Coldplay- Everglow
Medya: Erez Çakırca ve Ekin Yakuz
✨
Dudaklarımdaki lolipopu dilimle çevirirken arabayı süren Ereze baktım. Doktora gitmiştik, uzun uzun konuştukları için morali biraz bozuktu, bana belli etmemeye çalışıyordu. Derin bir nefes aldım.
İlk defa o yanımdayken kemoterapiye girmiştim ve çok iyi hissettirmişti. Tek başıma o yatakta uzanırken korkuyordum, bu sefer korkmamıştım.
Şekerin sapından tutup şekeri dudaklarımdan ayırdım, ağzımdaki şeker tadı hoşuma gidiyordu. "Alışverişe mi gidiyoruz?" dediğimde kafasını salladı. "Kıyafetlerin çok bol oluyor üzerine" dedi düşünceli sesiyle.
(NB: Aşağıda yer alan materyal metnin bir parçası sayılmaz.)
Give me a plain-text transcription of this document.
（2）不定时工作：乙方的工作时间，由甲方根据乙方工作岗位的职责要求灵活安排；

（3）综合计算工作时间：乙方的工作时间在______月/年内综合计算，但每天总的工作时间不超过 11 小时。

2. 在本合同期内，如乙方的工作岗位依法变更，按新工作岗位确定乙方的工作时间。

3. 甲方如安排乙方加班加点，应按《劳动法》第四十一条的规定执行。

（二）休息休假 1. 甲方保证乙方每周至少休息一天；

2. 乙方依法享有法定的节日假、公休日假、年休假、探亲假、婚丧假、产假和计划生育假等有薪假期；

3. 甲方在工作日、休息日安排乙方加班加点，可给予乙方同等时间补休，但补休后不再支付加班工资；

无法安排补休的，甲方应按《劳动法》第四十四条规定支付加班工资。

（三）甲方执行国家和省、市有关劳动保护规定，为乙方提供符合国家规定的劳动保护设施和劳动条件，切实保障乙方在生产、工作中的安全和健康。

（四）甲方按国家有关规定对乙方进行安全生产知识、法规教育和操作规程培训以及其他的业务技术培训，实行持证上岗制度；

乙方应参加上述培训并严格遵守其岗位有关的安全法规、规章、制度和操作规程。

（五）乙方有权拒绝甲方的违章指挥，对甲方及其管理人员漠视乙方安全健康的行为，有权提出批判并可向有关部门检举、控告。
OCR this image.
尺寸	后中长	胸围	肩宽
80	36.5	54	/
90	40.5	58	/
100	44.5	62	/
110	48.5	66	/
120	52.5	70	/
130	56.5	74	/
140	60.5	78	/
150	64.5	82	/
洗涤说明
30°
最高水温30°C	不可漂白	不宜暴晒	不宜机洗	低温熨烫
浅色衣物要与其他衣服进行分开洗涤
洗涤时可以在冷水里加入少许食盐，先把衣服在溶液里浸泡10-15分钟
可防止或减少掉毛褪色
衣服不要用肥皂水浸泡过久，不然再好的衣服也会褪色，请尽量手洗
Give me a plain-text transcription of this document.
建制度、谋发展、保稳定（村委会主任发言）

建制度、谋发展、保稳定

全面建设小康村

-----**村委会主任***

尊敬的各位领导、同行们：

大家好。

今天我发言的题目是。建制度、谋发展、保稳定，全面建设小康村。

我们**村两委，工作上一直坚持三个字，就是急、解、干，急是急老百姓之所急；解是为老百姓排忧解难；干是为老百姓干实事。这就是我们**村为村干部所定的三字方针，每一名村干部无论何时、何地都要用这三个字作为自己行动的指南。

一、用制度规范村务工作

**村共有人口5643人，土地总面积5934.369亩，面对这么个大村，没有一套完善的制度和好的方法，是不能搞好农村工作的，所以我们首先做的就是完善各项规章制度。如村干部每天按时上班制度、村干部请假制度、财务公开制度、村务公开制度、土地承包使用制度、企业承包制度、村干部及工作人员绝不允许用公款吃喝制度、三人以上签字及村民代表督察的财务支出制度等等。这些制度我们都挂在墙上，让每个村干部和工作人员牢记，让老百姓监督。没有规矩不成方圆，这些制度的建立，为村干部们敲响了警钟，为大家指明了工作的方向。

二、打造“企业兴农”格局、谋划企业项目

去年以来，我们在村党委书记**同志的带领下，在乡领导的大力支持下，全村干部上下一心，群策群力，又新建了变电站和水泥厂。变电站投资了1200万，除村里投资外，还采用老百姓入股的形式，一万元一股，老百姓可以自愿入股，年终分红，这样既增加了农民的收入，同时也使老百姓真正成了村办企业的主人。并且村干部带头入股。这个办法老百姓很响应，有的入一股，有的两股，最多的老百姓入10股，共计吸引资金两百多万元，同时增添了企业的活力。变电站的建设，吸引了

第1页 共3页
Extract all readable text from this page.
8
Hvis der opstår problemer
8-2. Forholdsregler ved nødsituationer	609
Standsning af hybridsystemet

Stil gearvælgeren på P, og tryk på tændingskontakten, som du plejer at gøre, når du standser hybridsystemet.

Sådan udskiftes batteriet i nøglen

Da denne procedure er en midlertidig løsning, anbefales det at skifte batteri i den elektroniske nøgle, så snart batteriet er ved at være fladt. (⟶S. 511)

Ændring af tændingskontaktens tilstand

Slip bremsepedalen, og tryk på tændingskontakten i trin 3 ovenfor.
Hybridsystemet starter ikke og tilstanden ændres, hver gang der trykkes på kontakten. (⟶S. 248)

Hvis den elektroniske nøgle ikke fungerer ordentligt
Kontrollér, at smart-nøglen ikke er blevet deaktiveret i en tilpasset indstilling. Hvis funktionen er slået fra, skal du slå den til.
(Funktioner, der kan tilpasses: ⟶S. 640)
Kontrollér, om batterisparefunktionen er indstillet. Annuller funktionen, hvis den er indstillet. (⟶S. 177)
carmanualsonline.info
Kafamı salladım, şekeri tekrar dudaklarımın arasına aldım. Bakışları bana döndü, dudakları kıvrıldı. "Yaklaş" dediğinde kaşlarımı kaldırdım.
"Ne?"
"Gel bir gel" dedi ama beni beklemeden bir elini enseme geçirip beni kendisine doğru çekti şeker hala ağzımdayken dudaklarını dudaklarıma bastırdığında gözlerimi kapattım. Şekeri çektiğimde dilimi dudaklarının arasına alıp tadını almak istermiş gibi emdi. İnledim istemsizce.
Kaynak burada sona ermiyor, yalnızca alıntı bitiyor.